Constructing a legacy: Tyler Fish, Construction Project Management

Coming from a small Minnesota town, Construction Project Management student Tyler Fish always knew he had a passion to work with his hands.

“I wanted to pursue a career outside; to go place to place with a new problem to solve daily,” Fish said.

Now, with just a few months away from earning his Associates Degree, Fish is poised to do just that.

Fish learned about Dunwoody from his father who took some HVAC classes at the College. After looking into Dunwoody, he knew it was the right fit for him.

“Dunwoody has been around for 100 plus years and has a great reputation,” Fish said. “I liked the stackable degrees they offered, and the high job placement as well.”

After just one year of instruction, Fish has already found himself an internship with a large sub-contractor.

Tyler Fish, right, works in the construction lab at Dunwoody, building dog houses.
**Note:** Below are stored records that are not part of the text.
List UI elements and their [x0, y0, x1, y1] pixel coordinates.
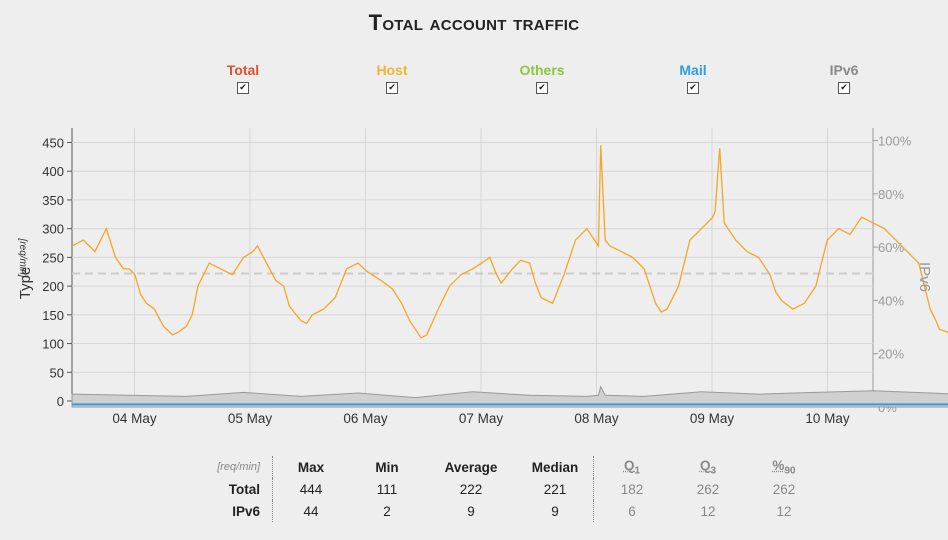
stats-header-max: Max	[272, 456, 349, 478]
stats-table: [req/min] Max Min Average Median Q1 Q3 %…	[190, 456, 823, 522]
y-tick-label: 350	[42, 193, 64, 208]
y-tick-label: 250	[42, 250, 64, 265]
stats-header-q1-sub: 1	[634, 465, 641, 477]
y2-axis-label: IPv6	[916, 262, 933, 292]
stats-total-max: 444	[272, 478, 349, 500]
traffic-chart: 0501001502002503003504004500%20%40%60%80…	[17, 128, 948, 426]
x-tick-label: 05 May	[228, 411, 273, 426]
legend-item-total[interactable]: Total ✔	[198, 62, 288, 94]
stats-header-p90-sub: 90	[784, 465, 796, 477]
y2-tick-label: 60%	[878, 240, 904, 255]
y-tick-label: 50	[50, 365, 64, 380]
legend-checkbox-total[interactable]: ✔	[237, 82, 249, 94]
x-tick-label: 08 May	[574, 411, 619, 426]
x-tick-label: 06 May	[343, 411, 388, 426]
x-tick-label: 09 May	[690, 411, 735, 426]
legend-item-others[interactable]: Others ✔	[497, 62, 587, 94]
y-axis-unit-label: [req/min]	[17, 238, 28, 278]
stats-row-total: Total 444 111 222 221 182 262 262	[190, 478, 822, 500]
y2-tick-label: 40%	[878, 293, 904, 308]
stats-header-row: [req/min] Max Min Average Median Q1 Q3 %…	[190, 456, 822, 478]
stats-row-label: Total	[228, 481, 260, 497]
chart-title: Total account traffic	[368, 10, 580, 35]
legend-item-host[interactable]: Host ✔	[347, 62, 437, 94]
stats-ipv6-min: 2	[383, 503, 391, 519]
stats-total-average: 222	[459, 481, 483, 497]
legend-checkbox-mail[interactable]: ✔	[687, 82, 699, 94]
stats-ipv6-average: 9	[467, 503, 475, 519]
y-tick-label: 150	[42, 308, 64, 323]
stats-total-p90: 262	[772, 481, 796, 497]
y-tick-label: 400	[42, 164, 64, 179]
series-host-line	[71, 145, 948, 339]
stats-header-q3-base: Q	[699, 457, 711, 473]
y2-tick-label: 20%	[878, 347, 904, 362]
y2-tick-label: 100%	[878, 134, 912, 149]
series-ipv6-area	[71, 385, 948, 408]
stats-ipv6-max: 44	[272, 500, 349, 522]
stats-header-p90: %90	[746, 456, 822, 478]
stats-header-q1: Q1	[593, 456, 670, 478]
y-tick-label: 450	[42, 135, 64, 150]
stats-header-average: Average	[444, 459, 498, 475]
stats-total-q3: 262	[696, 481, 720, 497]
legend-label-total: Total	[226, 62, 260, 78]
y-axis-label: Type	[17, 267, 34, 300]
stats-unit: [req/min]	[217, 461, 260, 473]
stats-total-min: 111	[376, 481, 398, 497]
legend-item-mail[interactable]: Mail ✔	[648, 62, 738, 94]
legend-checkbox-host[interactable]: ✔	[386, 82, 398, 94]
stats-row-label: IPv6	[232, 503, 260, 519]
x-tick-label: 07 May	[459, 411, 504, 426]
legend-label-mail: Mail	[679, 62, 707, 78]
y-tick-label: 100	[42, 337, 64, 352]
legend-label-ipv6: IPv6	[829, 62, 859, 78]
stats-total-median: 221	[543, 481, 567, 497]
x-tick-label: 10 May	[805, 411, 850, 426]
stats-ipv6-q1: 6	[593, 500, 670, 522]
y-tick-label: 300	[42, 222, 64, 237]
y-tick-label: 200	[42, 279, 64, 294]
legend-item-ipv6[interactable]: IPv6 ✔	[799, 62, 889, 94]
legend-label-host: Host	[376, 62, 408, 78]
stats-header-q3: Q3	[670, 456, 746, 478]
x-tick-label: 04 May	[112, 411, 157, 426]
legend-checkbox-others[interactable]: ✔	[536, 82, 548, 94]
y2-tick-label: 80%	[878, 187, 904, 202]
legend-label-others: Others	[519, 62, 565, 78]
stats-header-median: Median	[531, 459, 579, 475]
stats-ipv6-median: 9	[551, 503, 559, 519]
legend-checkbox-ipv6[interactable]: ✔	[838, 82, 850, 94]
stats-ipv6-q3: 12	[700, 503, 716, 519]
stats-total-q1: 182	[593, 478, 670, 500]
stats-header-q1-base: Q	[623, 457, 635, 473]
stats-ipv6-p90: 12	[776, 503, 792, 519]
stats-header-q3-sub: 3	[710, 465, 717, 477]
stats-row-ipv6: IPv6 44 2 9 9 6 12 12	[190, 500, 822, 522]
stats-header-p90-base: %	[772, 457, 785, 473]
y-tick-label: 0	[57, 394, 64, 409]
stats-header-min: Min	[375, 459, 399, 475]
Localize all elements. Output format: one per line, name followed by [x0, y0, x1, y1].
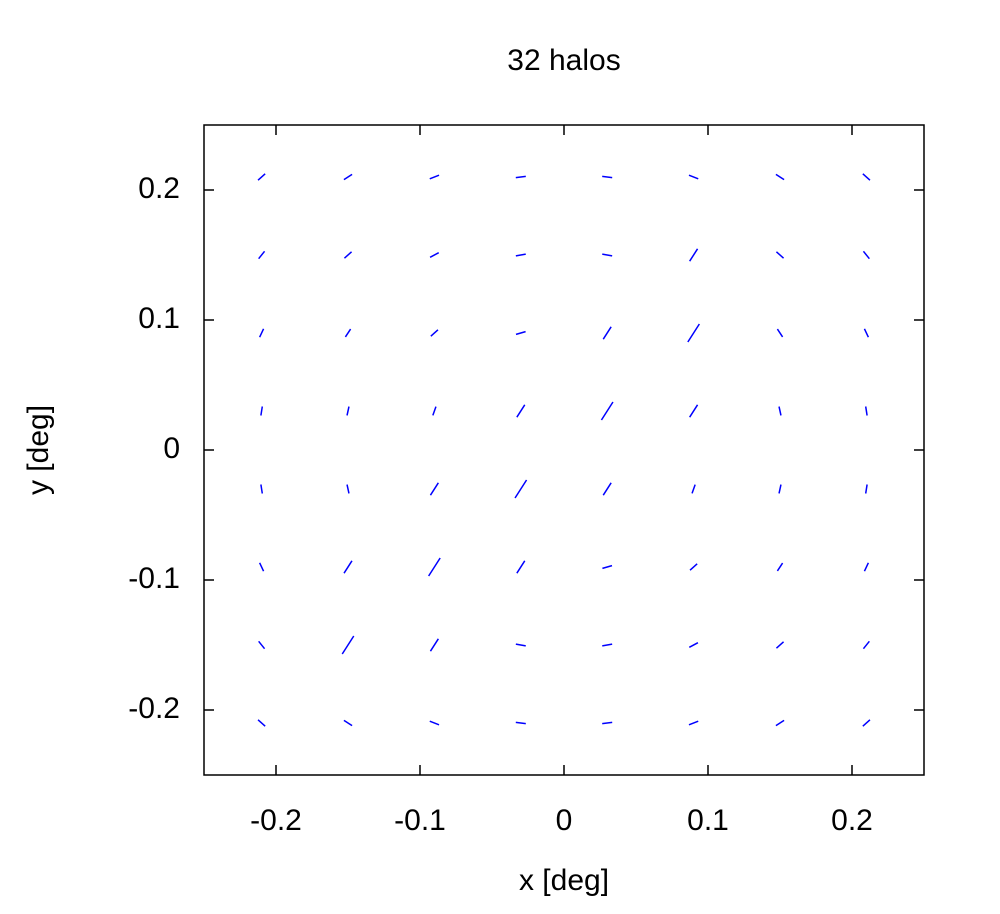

During his time at Dunwoody, Fish has taken advantage of the many different activities, clubs, and organizations available. He is active in clubs such as Dunwoody Construction Management Student Association where he is the Vice President, National Home Builders Association, and Quiz Bowl. These extra curricular activities help build his professional skills beyond the classroom.

 

“These competitions and activities give me the ability to make mistakes in a safe environment,” Fish said. “I get a deeper understanding of the field this way.”

Through the National Association of Home Builders (NAHB), students present their solutions to a panel of judges who work within the industry. Dunwoody has competed in this competition for a number of years now.

Fish and a team of Dunwoody students recently traveled to Las Vegas for the NAHB competition. The team earned seventh place and Fish was awarded the outstanding student award.

Construction Project Managment student Tyler Fish, at his internship at
Parsons Electric summer 2018.

Passionate about his field, Fish often advocates for the need for people to go into construction and learn more about the industry. Recently, Fish was asked to speak at the State Capitol in favor of a bill that has the intent to give construction trades equal exposure in high schools as any other industry.

“I like to take the extra step,” Fish said. “I think success is measured by pursing your passion, and I want to help students do that.”

In addition to advocating for the industry, Fish’s academic success has earned him several scholarships that help enable him to pursue his professional goals in the field.

Looking into the future, Fish hopes to work in rough carpentry and eventually become a job site superintendent. Fish is expected to graduate with his associate’s degree this spring, and will continue on with a plus two to earn his bachelor’s degree.

“I want to leave a good legacy here and I want to see students thrive,” Fish said.